Когда я поднимался из бомбоубежища наверх, мне почудились какие-то всхлипывания, исходящие из-под лестницы. Я вновь спустился и заглянул под лестницу. Там было довольно темно, но я разглядел какого-то хныкающего эксгибициониста. Он, разумеется, был совершенно голым, если не считать черных подтяжек, которые даже в темноте выделялись на его бледном теле. Заострив взгляд, я всмотрелся в этого эксгибициониста и узнал в нем… иностранца, того самого, что еще днем искал Сквознякова. Увидев меня, он забился в самый угол и заскулил еще громче. Я подошел к нему ближе и собрался было спросить его, что он здесь делает в таком виде, но он упал передо мной на колени и, сложив ладони перед грудью, стал умоляюще просить:
– Товарищ дженераль, я готов исполнить любой ваш приказ, только не бейте меня больше!
– Мистер, не бойтесь, я не сделаю вам ничего плохого, я не генерал Страусов, – дружелюбно сказал я, конечно же сразу сообразив, в чьих лапах побывал этот несчастный.

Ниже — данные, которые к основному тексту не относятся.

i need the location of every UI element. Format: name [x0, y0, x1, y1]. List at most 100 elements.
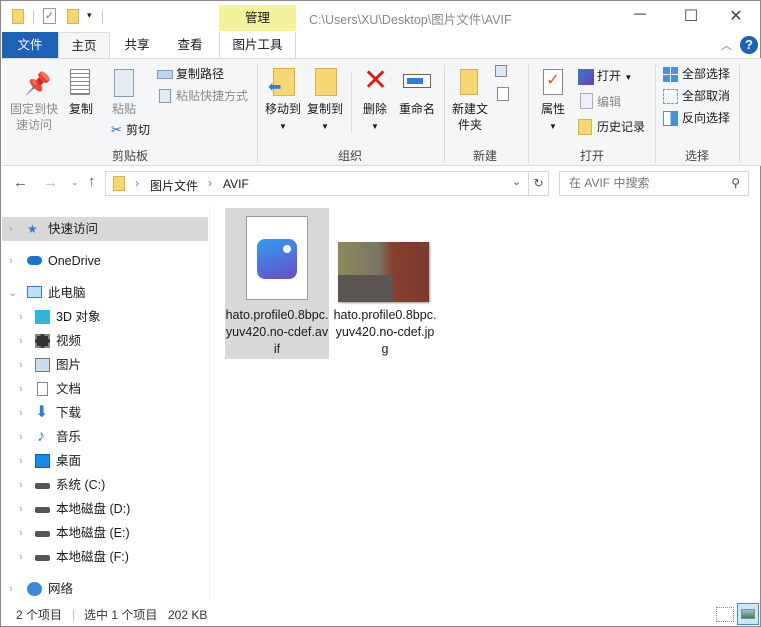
folder-icon: [113, 176, 125, 191]
new-folder-qat-icon[interactable]: [67, 9, 79, 24]
history-button[interactable]: 历史记录: [597, 119, 645, 135]
nav-item-pictures[interactable]: › 图片: [2, 353, 208, 377]
rename-button[interactable]: 重命名: [397, 101, 437, 117]
nav-label: OneDrive: [48, 254, 101, 268]
open-label: 打开: [597, 69, 622, 83]
organize-group-label: 组织: [337, 149, 362, 163]
collapse-ribbon-icon[interactable]: ︿: [721, 37, 732, 53]
nav-item-music[interactable]: › ♪ 音乐: [2, 425, 208, 449]
nav-item-quick-access[interactable]: › ★ 快速访问: [2, 217, 208, 241]
clipboard-group-label: 剪贴板: [111, 149, 148, 163]
tab-view[interactable]: 查看: [164, 32, 216, 58]
customize-qat-icon[interactable]: ▾: [87, 10, 92, 21]
delete-button[interactable]: 删除 ▼: [360, 101, 390, 135]
nav-item-this-pc[interactable]: ⌄ 此电脑: [2, 281, 208, 305]
folder-icon[interactable]: [12, 9, 24, 24]
chevron-right-icon: ›: [135, 176, 139, 190]
properties-qat-icon[interactable]: ✓: [43, 8, 56, 24]
chevron-down-icon[interactable]: ⌄: [512, 175, 521, 188]
nav-item-videos[interactable]: › 视频: [2, 329, 208, 353]
selected-size: 202 KB: [168, 608, 208, 622]
item-count: 2 个项目: [16, 608, 63, 622]
nav-item-downloads[interactable]: › ⬇ 下载: [2, 401, 208, 425]
pin-icon: 📌: [24, 71, 52, 96]
nav-label: 系统 (C:): [56, 478, 106, 492]
large-icons-view-button[interactable]: [737, 603, 759, 625]
refresh-button[interactable]: ↻: [529, 171, 549, 196]
copy-to-label: 复制到: [306, 102, 343, 116]
tab-home[interactable]: 主页: [58, 32, 110, 59]
photos-app-icon: [257, 239, 297, 279]
divider: [351, 73, 352, 133]
rename-icon: [403, 74, 431, 88]
minimize-button[interactable]: ─: [625, 6, 655, 24]
select-all-button[interactable]: 全部选择: [682, 66, 730, 82]
search-placeholder: 在 AVIF 中搜索: [569, 176, 650, 190]
details-view-button[interactable]: [716, 607, 734, 622]
nav-item-drive-c[interactable]: › 系统 (C:): [2, 473, 208, 497]
nav-item-drive-e[interactable]: › 本地磁盘 (E:): [2, 521, 208, 545]
nav-item-network[interactable]: › 网络: [2, 577, 208, 601]
properties-icon: ✓: [543, 69, 563, 95]
breadcrumb-item[interactable]: 图片文件: [150, 177, 198, 194]
nav-item-desktop[interactable]: › 桌面: [2, 449, 208, 473]
invert-selection-button[interactable]: 反向选择: [682, 110, 730, 126]
open-icon: [578, 69, 594, 85]
address-bar[interactable]: › 图片文件 › AVIF ⌄: [105, 171, 529, 196]
window-title: C:\Users\XU\Desktop\图片文件\AVIF: [309, 13, 512, 27]
new-folder-button[interactable]: 新建文件夹: [448, 101, 492, 133]
delete-label: 删除: [362, 102, 387, 116]
maximize-button[interactable]: ☐: [676, 6, 706, 26]
move-to-button[interactable]: 移动到 ▼: [262, 101, 304, 135]
search-icon: ⚲: [731, 176, 740, 190]
paste-shortcut-icon: [159, 89, 171, 103]
copy-icon: [70, 69, 90, 95]
nav-label: 网络: [48, 582, 74, 596]
file-item-jpg[interactable]: hato.profile0.8bpc.yuv420.no-cdef.jpg: [333, 208, 437, 359]
nav-label: 本地磁盘 (E:): [56, 526, 130, 540]
paste-shortcut-button[interactable]: 粘贴快捷方式: [176, 88, 248, 104]
tab-picture-tools[interactable]: 图片工具: [219, 32, 296, 58]
pane-divider[interactable]: [209, 206, 210, 601]
tab-manage[interactable]: 管理: [219, 5, 296, 31]
divider: [655, 65, 656, 163]
divider: [739, 65, 740, 163]
tab-file[interactable]: 文件: [2, 32, 58, 58]
open-button[interactable]: 打开 ▼: [597, 68, 632, 86]
navigation-pane: › ★ 快速访问 › OneDrive ⌄ 此电脑 › 3D 对象 › 视频 › 图片 › 文档…: [1, 206, 208, 601]
properties-button[interactable]: 属性 ▼: [537, 101, 569, 135]
nav-label: 图片: [56, 358, 82, 372]
nav-item-drive-d[interactable]: › 本地磁盘 (D:): [2, 497, 208, 521]
pin-quick-access-button[interactable]: 固定到快速访问: [6, 101, 62, 133]
file-name: hato.profile0.8bpc.yuv420.no-cdef.jpg: [333, 308, 437, 356]
easy-access-icon[interactable]: [497, 87, 509, 101]
forward-button[interactable]: →: [43, 174, 58, 191]
copy-to-button[interactable]: 复制到 ▼: [304, 101, 346, 135]
nav-label: 下载: [56, 406, 82, 420]
nav-item-drive-f[interactable]: › 本地磁盘 (F:): [2, 545, 208, 569]
copy-path-button[interactable]: 复制路径: [176, 66, 224, 82]
back-button[interactable]: ←: [13, 174, 28, 191]
image-thumbnail: [338, 242, 429, 302]
properties-label: 属性: [540, 102, 565, 116]
help-icon[interactable]: ?: [740, 36, 758, 54]
selected-count: 选中 1 个项目: [84, 608, 158, 622]
file-item-avif[interactable]: hato.profile0.8bpc.yuv420.no-cdef.avif: [225, 208, 329, 359]
close-button[interactable]: ✕: [721, 6, 751, 26]
up-button[interactable]: ↑: [88, 173, 96, 190]
paste-button[interactable]: 粘贴: [108, 101, 140, 117]
cut-button[interactable]: 剪切: [126, 122, 150, 138]
recent-locations-button[interactable]: ⌄: [71, 177, 79, 188]
ribbon: 📌 固定到快速访问 复制 粘贴 ✂ 剪切 复制路径 粘贴快捷方式 剪贴板 ⬅ 移…: [2, 58, 761, 166]
nav-item-documents[interactable]: › 文档: [2, 377, 208, 401]
nav-item-3d-objects[interactable]: › 3D 对象: [2, 305, 208, 329]
breadcrumb-item[interactable]: AVIF: [223, 177, 249, 191]
nav-item-onedrive[interactable]: › OneDrive: [2, 249, 208, 273]
edit-icon: [580, 93, 593, 109]
edit-button[interactable]: 编辑: [597, 94, 621, 110]
copy-button[interactable]: 复制: [66, 101, 96, 117]
new-item-icon[interactable]: [495, 65, 507, 77]
select-none-button[interactable]: 全部取消: [682, 88, 730, 104]
tab-share[interactable]: 共享: [111, 32, 163, 58]
search-input[interactable]: 在 AVIF 中搜索 ⚲: [559, 171, 749, 196]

Я взял его за руку, приподнял с холодного бетонного пола, вывел в вестибюль и усадил на диван. Оглядев его, я невольно присвистнул: его лицо было сплошным синяком с тонюсенькими щелочками для глаз, а его туловище было испещрено многочисленными порезами и кровавыми ссадинами. А к чему крепились подтяжки, вы ни за что не догадаетесь: спереди – к двум реденьким, частично не вырванным клочкам лобковых волос, видимо и оставленных его мучителями-шутниками именно с этой целью, а сзади – к кольцам, продетым в ягодицы.

– Мистер, а не пора ли вам рвать когти отсюда? – спросил я, закончив осмотр.
Иностранец бросился на колени и опять стал скулить:
– Пожалуйста, месье, не надо больше вырывать мне ногти. Я и так готов исполнить любое ваше приказание…
– Перестаньте, мистер. Поднимайтесь. – Не давая ему договорить, я поднял его с колен и вновь усадил на диван. (Вас, возможно, удивил тот факт, что иностранец заговорил по-русски. Не удивляйтесь: попадете к Страусову – выучите за день китайский, если он этого захочет.)

Я стал раздеваться, чтобы отдать ему хоть какую-то одежду (не в таком же виде его на улицу выводить), а он, заметив мои действия, видимо, интерпретировал их по-своему. Он с покорностью повернулся ко мне задом и нагнулся. На его правой ягодице я заметил свежую вытатуированную надпись: «Здесь был Киря». А все-таки он нашел того, кого искал, подумал я. Ниже основной татуировки, без сомнения сделанной профессионалом, располагалось еще несколько довольно-таки небрежно и криво наколотых слов размером поменьше: «И Босс, и Скальпель, и Череп, и Бизон, и Бивень тоже». Сняв с себя трусики и футболку, я отстегнул его подтяжки и стал аккуратно, чтобы не потревожить многочисленные царапины и ссадины, одевать иностранца в свое нижнее белье. Иностранец взирал на мою бескорыстную помощь с явным недоумением и недоверием, очевидно предчувствуя какой-то подвох. Обеспечив неудачливого путешественника минимумом одежды, в которой он смог бы дойти до ближайшей стоянки такси, я медленно повел его к выходу. Когда мы вышли на улицу, я показал рукой направление, в котором ему следовало идти, а он, вместо того чтобы побыстрее уходить, схватил эту руку и, слезно причитая на своем иврите, стал ее целовать.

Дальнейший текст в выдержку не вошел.